The original primary school building dates back to 1642 and is the oldest thatched longhouse in England, its former use is believed to have been as the church house. In 1875 a school board was formed and the school started, with the local attendance officer as clerk of the board. The addition of the school house to the teaching space in 1983 accommodated growing numbers, as well as providing space for an outdoor swimming pool. The school campaigned for a new building, beginning with a pupil letter-writing exercise in 1998, where students wrote to Downing Street and received a reply, which can be read on the school's website. Work began on the new school from September 2009 until October 2010, officially opening in November 2010.

Upcott Barton, about 1.5 mi north of Cheriton Fitzpaine, is a mediaeval Grade II* listed house, the home of a fifteenth-century lawyer, Nicholas Radford, who, in 1455 during the Wars of the Roses, was murdered by a mob directed by the Earl of Devon.

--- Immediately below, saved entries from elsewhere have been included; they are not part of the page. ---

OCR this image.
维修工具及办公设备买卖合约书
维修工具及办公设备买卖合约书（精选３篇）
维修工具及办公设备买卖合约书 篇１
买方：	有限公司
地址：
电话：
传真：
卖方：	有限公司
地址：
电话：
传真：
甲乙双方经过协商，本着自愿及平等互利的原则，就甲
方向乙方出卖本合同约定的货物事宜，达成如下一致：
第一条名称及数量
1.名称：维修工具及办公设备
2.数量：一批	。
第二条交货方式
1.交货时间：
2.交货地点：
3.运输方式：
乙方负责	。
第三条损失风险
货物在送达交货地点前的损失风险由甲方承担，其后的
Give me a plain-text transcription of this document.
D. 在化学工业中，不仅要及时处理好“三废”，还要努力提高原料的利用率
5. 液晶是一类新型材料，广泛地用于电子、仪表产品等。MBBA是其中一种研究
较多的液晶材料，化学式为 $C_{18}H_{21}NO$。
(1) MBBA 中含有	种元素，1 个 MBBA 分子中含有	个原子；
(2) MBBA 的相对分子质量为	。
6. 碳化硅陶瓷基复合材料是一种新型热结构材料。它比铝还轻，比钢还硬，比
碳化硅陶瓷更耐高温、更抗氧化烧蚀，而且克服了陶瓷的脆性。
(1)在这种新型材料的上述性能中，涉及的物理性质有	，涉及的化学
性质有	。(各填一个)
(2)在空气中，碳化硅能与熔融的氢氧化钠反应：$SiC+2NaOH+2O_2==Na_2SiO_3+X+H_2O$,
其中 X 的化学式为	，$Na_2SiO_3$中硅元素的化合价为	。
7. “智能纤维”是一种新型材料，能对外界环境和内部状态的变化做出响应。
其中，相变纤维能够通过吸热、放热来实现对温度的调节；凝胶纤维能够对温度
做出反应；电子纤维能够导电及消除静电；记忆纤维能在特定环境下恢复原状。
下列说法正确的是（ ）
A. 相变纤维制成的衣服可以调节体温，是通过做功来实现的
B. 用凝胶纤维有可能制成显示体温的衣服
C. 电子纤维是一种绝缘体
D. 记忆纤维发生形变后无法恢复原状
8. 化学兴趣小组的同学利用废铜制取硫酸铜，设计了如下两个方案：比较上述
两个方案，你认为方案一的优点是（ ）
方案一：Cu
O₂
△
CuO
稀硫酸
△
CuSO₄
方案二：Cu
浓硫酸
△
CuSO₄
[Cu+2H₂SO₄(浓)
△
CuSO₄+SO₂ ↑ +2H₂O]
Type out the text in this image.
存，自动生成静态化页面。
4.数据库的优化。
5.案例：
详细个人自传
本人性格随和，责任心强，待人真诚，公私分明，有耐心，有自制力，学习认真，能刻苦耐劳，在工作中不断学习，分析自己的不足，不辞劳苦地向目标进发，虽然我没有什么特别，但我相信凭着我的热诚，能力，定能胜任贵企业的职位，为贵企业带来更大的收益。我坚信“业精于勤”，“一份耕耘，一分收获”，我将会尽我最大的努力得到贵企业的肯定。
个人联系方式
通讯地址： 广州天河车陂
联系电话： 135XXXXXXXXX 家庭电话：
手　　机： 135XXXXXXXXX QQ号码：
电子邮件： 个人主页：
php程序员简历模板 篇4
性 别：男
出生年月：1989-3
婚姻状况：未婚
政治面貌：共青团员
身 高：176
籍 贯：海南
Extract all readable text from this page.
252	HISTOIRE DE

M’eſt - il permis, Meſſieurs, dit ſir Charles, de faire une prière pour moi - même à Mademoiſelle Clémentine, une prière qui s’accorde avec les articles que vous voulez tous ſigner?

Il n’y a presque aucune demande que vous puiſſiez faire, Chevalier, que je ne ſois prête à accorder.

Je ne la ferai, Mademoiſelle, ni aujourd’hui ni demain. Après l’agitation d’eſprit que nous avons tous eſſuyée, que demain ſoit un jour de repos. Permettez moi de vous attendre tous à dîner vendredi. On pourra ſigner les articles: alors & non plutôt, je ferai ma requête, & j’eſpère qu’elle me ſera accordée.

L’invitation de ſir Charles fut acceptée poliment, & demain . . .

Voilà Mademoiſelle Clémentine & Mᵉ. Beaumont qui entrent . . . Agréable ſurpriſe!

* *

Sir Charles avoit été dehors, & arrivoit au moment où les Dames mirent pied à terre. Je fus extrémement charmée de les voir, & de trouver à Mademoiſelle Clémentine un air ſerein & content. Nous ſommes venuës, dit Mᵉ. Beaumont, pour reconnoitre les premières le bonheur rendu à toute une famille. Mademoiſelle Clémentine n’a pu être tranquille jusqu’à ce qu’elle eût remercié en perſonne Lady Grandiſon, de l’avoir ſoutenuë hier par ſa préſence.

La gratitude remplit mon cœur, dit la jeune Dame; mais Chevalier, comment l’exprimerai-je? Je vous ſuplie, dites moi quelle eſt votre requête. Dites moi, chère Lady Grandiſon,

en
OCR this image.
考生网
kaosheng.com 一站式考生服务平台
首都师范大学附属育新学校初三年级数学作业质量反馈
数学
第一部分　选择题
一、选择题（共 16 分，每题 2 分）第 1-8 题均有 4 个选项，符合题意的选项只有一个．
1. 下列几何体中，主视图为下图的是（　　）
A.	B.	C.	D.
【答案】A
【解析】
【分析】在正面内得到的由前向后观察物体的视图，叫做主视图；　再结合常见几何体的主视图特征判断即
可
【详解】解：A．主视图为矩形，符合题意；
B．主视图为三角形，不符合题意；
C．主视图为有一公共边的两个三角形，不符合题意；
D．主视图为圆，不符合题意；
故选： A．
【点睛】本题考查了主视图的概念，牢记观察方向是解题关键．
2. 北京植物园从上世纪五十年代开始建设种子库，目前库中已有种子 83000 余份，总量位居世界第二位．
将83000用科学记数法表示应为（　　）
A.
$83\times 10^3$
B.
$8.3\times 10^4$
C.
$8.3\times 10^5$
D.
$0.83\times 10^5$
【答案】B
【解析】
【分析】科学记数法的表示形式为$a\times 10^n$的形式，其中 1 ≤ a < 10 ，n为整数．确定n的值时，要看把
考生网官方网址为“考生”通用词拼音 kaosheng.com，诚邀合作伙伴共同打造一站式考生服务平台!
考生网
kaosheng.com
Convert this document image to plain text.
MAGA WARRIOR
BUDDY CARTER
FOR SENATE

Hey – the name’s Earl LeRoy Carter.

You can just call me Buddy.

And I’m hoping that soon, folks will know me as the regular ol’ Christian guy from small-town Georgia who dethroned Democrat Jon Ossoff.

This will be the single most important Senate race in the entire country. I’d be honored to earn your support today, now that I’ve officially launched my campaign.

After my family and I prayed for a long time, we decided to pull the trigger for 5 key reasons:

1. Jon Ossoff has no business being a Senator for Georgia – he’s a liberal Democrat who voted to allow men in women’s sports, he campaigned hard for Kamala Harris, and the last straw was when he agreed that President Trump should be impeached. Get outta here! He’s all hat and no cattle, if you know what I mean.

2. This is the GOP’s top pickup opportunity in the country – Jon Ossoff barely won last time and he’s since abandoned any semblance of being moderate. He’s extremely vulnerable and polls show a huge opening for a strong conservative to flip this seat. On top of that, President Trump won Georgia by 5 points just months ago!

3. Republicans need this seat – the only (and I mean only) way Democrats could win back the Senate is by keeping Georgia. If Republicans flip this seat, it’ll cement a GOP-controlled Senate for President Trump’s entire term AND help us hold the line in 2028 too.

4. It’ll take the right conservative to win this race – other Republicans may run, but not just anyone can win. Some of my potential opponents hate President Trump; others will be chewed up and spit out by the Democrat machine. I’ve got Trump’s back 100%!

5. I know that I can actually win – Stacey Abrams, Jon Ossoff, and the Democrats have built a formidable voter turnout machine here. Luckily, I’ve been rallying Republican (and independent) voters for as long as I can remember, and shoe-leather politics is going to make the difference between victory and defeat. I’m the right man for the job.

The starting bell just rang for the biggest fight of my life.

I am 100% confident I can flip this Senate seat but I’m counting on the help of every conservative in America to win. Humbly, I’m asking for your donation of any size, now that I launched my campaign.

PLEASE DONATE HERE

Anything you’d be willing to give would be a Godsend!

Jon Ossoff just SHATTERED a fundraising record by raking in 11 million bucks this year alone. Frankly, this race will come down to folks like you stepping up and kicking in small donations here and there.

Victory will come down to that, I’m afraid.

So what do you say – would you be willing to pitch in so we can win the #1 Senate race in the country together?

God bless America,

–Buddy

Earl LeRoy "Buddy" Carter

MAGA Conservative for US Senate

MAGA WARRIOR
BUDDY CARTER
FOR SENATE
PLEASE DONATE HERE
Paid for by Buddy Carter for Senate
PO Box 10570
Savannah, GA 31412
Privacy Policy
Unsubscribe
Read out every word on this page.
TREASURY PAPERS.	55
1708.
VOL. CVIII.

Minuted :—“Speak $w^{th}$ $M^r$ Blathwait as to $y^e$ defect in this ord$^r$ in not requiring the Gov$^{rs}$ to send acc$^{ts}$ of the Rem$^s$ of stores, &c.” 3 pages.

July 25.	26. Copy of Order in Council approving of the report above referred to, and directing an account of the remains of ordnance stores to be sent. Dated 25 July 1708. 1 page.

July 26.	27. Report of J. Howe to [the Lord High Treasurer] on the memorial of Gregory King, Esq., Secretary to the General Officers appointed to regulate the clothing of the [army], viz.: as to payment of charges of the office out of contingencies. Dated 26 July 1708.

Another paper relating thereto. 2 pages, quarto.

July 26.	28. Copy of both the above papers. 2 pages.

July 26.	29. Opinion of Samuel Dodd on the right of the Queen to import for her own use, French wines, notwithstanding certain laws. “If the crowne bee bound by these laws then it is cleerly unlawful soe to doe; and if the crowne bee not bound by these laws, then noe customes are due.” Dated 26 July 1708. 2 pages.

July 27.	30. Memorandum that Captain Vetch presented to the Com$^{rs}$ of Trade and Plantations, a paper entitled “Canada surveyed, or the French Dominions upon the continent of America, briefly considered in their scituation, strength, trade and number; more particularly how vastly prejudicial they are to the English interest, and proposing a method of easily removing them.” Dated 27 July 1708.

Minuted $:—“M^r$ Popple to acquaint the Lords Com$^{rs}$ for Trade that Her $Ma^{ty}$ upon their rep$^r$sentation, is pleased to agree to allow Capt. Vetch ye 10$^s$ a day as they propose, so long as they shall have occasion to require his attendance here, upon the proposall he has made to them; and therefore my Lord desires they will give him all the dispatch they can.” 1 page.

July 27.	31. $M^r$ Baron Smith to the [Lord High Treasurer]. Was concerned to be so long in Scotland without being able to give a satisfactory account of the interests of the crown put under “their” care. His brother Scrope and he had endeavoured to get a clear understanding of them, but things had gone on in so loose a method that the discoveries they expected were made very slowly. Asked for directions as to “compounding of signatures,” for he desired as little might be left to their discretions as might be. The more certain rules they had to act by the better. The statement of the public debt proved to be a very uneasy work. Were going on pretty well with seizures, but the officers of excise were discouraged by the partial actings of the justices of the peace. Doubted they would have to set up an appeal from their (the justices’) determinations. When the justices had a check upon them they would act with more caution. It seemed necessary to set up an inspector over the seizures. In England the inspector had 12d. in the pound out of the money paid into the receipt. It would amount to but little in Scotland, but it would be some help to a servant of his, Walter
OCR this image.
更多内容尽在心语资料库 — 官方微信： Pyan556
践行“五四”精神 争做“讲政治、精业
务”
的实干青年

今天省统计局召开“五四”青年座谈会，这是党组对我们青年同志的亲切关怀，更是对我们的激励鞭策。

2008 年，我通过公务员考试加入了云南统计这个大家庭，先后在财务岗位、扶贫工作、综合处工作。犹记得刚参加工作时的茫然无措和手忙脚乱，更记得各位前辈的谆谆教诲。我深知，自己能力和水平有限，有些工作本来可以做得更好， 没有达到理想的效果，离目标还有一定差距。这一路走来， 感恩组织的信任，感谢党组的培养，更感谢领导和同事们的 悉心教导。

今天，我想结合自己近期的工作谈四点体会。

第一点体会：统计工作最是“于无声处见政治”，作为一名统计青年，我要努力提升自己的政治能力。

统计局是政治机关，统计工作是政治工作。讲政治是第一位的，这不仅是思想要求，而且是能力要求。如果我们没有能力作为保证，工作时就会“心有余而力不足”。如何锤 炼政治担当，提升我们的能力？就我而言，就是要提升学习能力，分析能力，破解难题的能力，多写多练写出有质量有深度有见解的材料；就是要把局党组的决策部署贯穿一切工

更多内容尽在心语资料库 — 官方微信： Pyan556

Other historic buildings include the Church of St Matthew, a Gothic-style Church of England church, and an almshouse which dates from 1594.

== Sports ==
The village had its own football club and a cricket club. The Cheriton Fitzpaine Cricket Club previously held the world record for the world's longest cricket marathon at 27 hours 34 minutes on 24–25 June 2006, and was held for 11 months until it was surpassed by Red Row Cricket Club from Northumberland, England in May 2007. The Club plays host to the annual Mid-Devon Twenty 20 Competition, colloquially known by some as the Cheriton Fitzpaine Girt Big Bash.

== Notable residents ==

The writer Jean Rhys spent the last years of her life (1960-1979) in the village.